Recession or not, crypto prices could have further to fall, according to Mike Belshe, founder and CEO of BitGo. “Even if the economy avoids a downturn, I’m confident that prices will collapse and the exuberance will subside,” he said in an interview. “This would be more pronounced if we enter into a recession.”

“We haven’t had them go through a real recession and the question I ask myself is, if you take Bitcoin now, what is the greater probability? That it will double in value or that Bitcoin will halve in value?,” Jonathan Macey, professor at Yale Law School who studies corporate finance, said by phone. “And I think the odds are that it’s going to halve in value.”

It’s difficult to say what event or news could help Bitcoin and other risky assets start to form a floor. Many are scouring charts and sentiment readings, though some have turned to history. The coin offers many case studies.
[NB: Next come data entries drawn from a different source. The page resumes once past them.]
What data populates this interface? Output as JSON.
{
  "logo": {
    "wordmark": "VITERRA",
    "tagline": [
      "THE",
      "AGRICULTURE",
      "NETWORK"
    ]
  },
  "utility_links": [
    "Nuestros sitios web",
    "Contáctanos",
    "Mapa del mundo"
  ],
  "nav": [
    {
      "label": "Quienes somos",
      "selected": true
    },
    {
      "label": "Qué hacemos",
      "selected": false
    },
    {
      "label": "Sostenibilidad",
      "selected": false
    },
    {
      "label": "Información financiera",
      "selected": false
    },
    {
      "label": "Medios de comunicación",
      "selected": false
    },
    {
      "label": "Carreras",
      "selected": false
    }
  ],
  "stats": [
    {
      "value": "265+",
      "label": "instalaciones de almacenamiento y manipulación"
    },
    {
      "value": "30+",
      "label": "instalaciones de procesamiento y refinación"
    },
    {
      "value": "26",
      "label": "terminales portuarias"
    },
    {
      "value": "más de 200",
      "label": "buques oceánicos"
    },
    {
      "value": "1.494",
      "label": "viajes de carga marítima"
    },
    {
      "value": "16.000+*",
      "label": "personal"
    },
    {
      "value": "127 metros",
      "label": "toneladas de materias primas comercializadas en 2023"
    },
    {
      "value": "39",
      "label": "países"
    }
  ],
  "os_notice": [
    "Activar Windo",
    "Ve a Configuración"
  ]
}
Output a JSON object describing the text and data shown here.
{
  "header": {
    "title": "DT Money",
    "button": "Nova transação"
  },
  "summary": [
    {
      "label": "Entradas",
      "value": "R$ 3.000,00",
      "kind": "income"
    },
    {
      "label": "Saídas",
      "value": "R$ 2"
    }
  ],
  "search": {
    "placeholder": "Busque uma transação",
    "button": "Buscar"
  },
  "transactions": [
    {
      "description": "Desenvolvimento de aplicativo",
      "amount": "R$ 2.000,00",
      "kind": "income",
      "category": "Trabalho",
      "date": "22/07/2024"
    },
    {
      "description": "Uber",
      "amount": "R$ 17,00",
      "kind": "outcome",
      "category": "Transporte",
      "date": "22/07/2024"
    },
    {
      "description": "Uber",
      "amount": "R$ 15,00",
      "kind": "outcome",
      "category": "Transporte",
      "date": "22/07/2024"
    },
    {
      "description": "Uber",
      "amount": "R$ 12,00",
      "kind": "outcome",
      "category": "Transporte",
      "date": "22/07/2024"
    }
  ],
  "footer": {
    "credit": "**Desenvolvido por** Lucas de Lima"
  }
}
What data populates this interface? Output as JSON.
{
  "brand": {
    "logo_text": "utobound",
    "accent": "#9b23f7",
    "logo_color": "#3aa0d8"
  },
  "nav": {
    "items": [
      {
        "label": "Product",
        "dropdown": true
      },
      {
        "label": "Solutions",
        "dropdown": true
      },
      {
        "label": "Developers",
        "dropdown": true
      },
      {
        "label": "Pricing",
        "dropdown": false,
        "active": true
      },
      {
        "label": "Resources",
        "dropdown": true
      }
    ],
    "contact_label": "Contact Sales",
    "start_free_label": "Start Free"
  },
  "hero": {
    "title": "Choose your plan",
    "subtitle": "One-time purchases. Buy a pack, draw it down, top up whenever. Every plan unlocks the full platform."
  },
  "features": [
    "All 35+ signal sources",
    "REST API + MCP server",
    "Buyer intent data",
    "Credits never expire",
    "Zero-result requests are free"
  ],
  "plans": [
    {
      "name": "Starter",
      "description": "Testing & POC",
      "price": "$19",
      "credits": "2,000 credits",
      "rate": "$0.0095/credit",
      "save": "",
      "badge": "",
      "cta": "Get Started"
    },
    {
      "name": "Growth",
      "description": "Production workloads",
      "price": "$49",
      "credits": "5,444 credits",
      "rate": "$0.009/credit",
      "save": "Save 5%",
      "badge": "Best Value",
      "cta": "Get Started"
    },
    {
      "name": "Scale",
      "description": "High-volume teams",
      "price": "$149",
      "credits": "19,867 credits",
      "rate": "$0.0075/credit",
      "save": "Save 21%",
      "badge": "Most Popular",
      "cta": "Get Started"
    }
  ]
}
Bitcoin’s peak-to-trough decline in 2018, for instance, exceeded 80%. That year, the coin posted multiple double-digit rallies and declines. 

“I wouldn’t look for a sustainable rally there until the Fed’s getting ready to lower rates again,” David Donabedian, chief investment officer of CIBC Private Wealth Management, said by phone. “And that’s quite a ways away.”

Meanwhile, BitGo’s Belshe says a recession could help “filter out weaker projects.”

That’s an argument that’s often heard in the crypto space: Exuberance can spawn many new projects, some of which can be sketchy or outright scams — downturns can help wring out excesses. 

“While I don’t see Bitcoin dropping to $20,000, if the price of Bitcoin does continue to decline, it would help filter out weaker projects and allow us to focus more on projects with more long-term viability,” he said. “I don’t welcome a recession — it does have real impact on people’s lives, which is unfortunate. That said, crypto is not responsible for a recession in this case.”